2. Access, Control and Disability Studies (possible topics include: DH and embodied relationships to data, designing for disability, universal design, disability and interface, access vs. inclusion, accessibility and standards/compliance, case studies)
3. General Data Protection Regulation (GDPR), privacy legislation and its impact on the DH community.
While DH is seen by some as especially interdisciplinary or more conducive to group work, linked data, and open research, including both access to results and participation in research itself, the very nature of its connectedness creates challenges for researchers who wish to assert control of data, have some role in how data is used or how work is acknowledged, and how it is attributed and recorded. Researchers involved in any substantial DH project must confront similar questions: who should be allowed to make reproductions of artifacts, which ones, how many, how often, of what quality and at what cost, what are the rights of possession and reproduction, including access, copyright, intellectual property rights or digital rights management. Given the potential of open and accessible data, it is sometimes suggested that DH might be a much-needed bridge between ivory tower institutions and the general public. The promise of DH in this regard, however, still remains in many ways unfulfilled, raising the question of who DH is for, if not solely for bodies of like-minded academics.

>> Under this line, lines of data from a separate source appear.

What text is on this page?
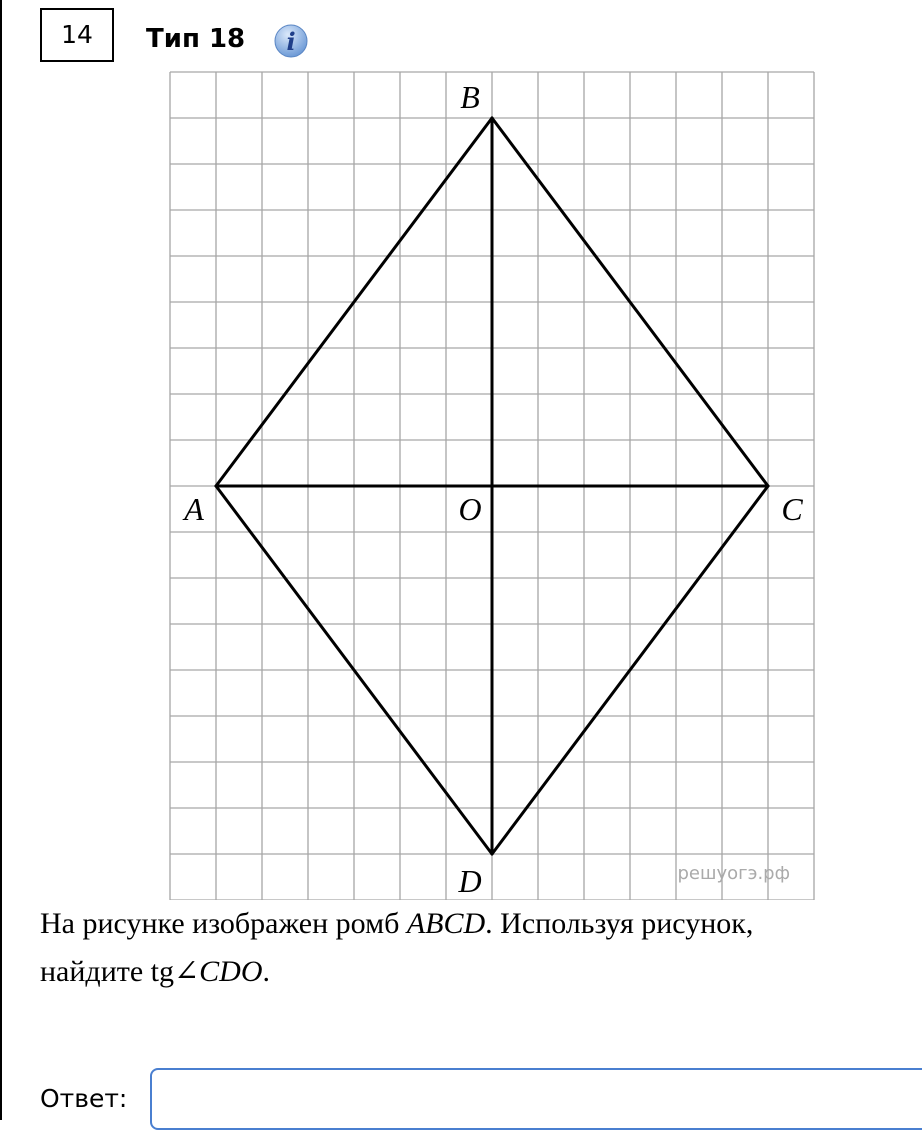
14	Тип 18 i
A
B
C
D
O
решуогэ.рф
На рисунке изображен ромб ABCD. Используя рисунок,
найдите tg∠CDO.
Ответ:
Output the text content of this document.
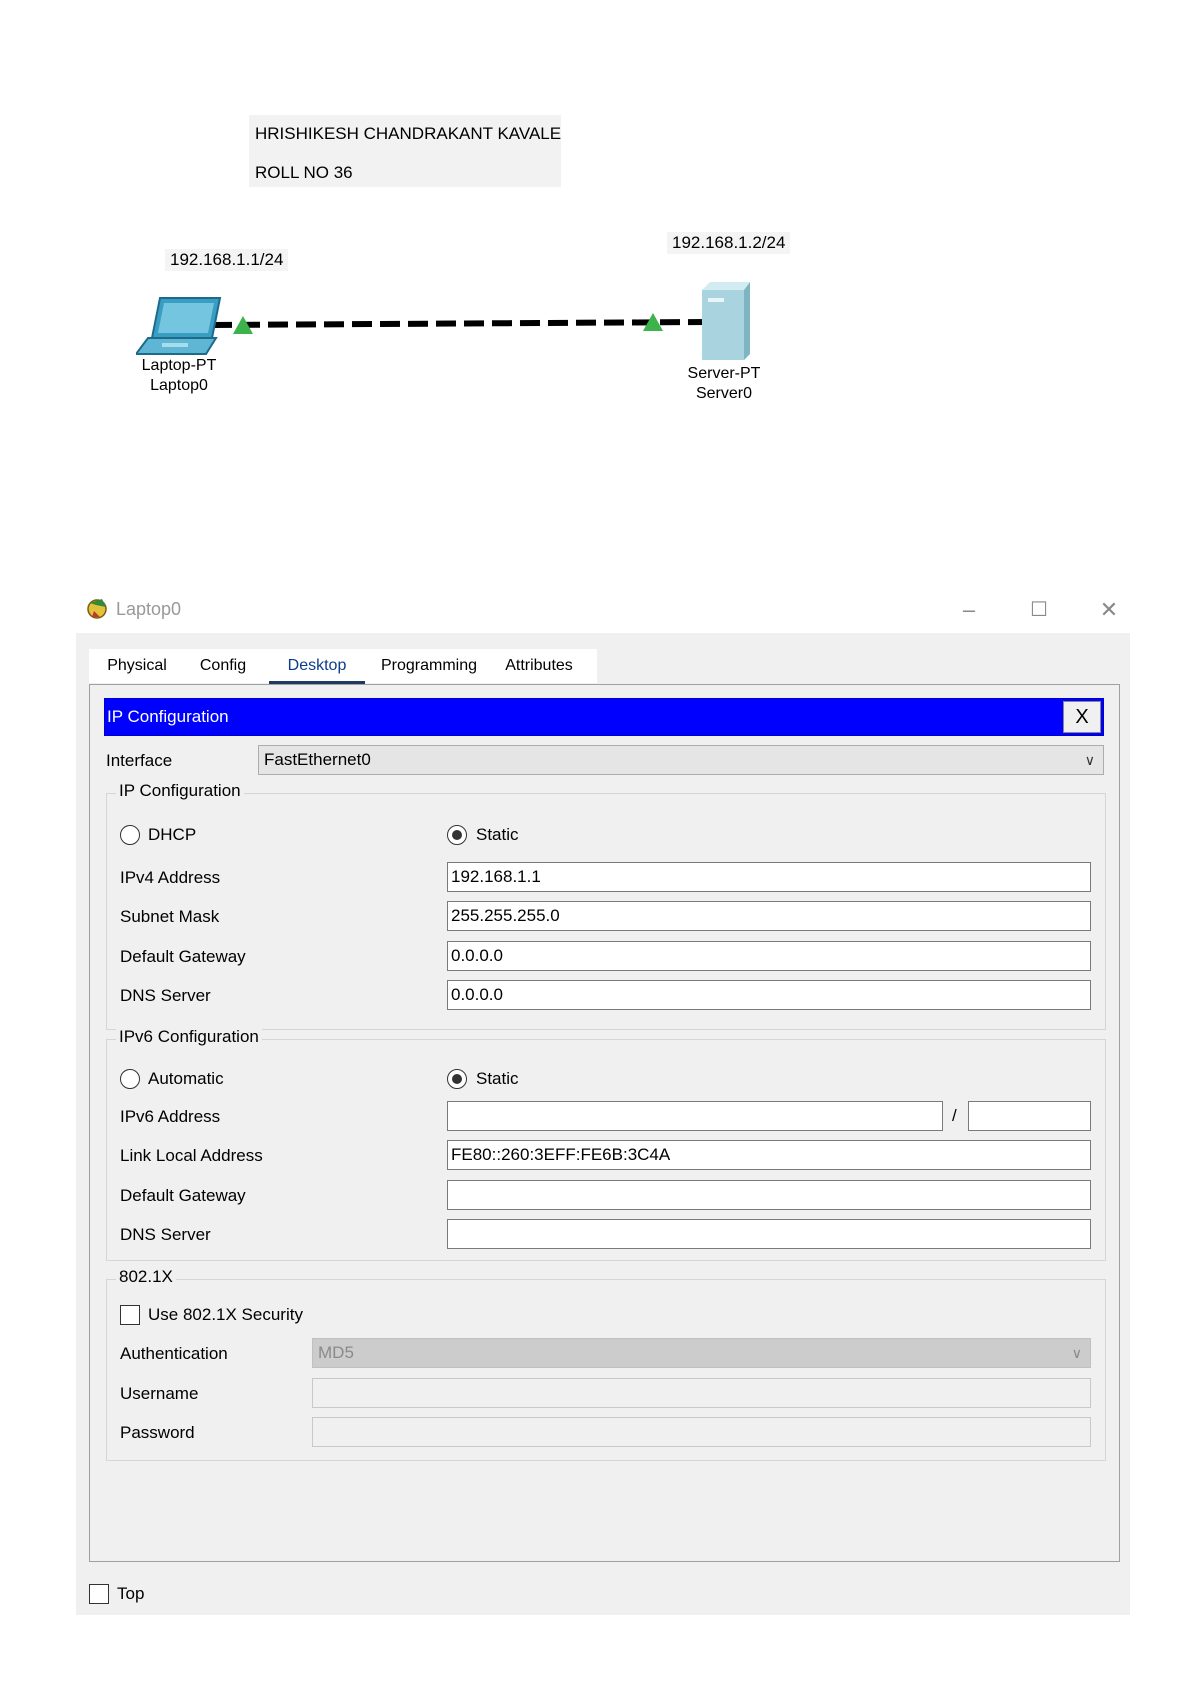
HRISHIKESH CHANDRAKANT KAVALE
ROLL NO 36
192.168.1.1/24
192.168.1.2/24
Laptop-PT
Laptop0
Server-PT
Server0
Laptop0	–	☐	✕
Physical	Config	Desktop	Programming	Attributes
IP Configuration	X
Interface	FastEthernet0	∨
IP Configuration
DHCP	Static
IPv4 Address	192.168.1.1
Subnet Mask	255.255.255.0
Default Gateway	0.0.0.0
DNS Server	0.0.0.0
IPv6 Configuration
Automatic	Static
IPv6 Address	/
Link Local Address	FE80::260:3EFF:FE6B:3C4A
Default Gateway
DNS Server
802.1X
Use 802.1X Security
Authentication	MD5	∨
Username
Password
Top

Contributors to this volume have varied experiences with applications for digital technology in the classroom, in museums and archives, and with the general public, and they present answers to these problems from a variety of perspectives. Digital Humanities is not a homogeneous enterprise, and we find that DH functions differently in different fields across the humanities and is put to different ends with varying results. As a result, one may already (fore)see DH moving in distinct directions in individual academic fields, but whether this splintering will have a positive effect or is an indication that disciplines are retreating to their respective silos, remains to be seen. We need to understand better how such differences are communicated among various fields, and how those results are adopted, not to mention evaluated, and by whom. This volume addresses these issues with concrete examples from researchers in the field.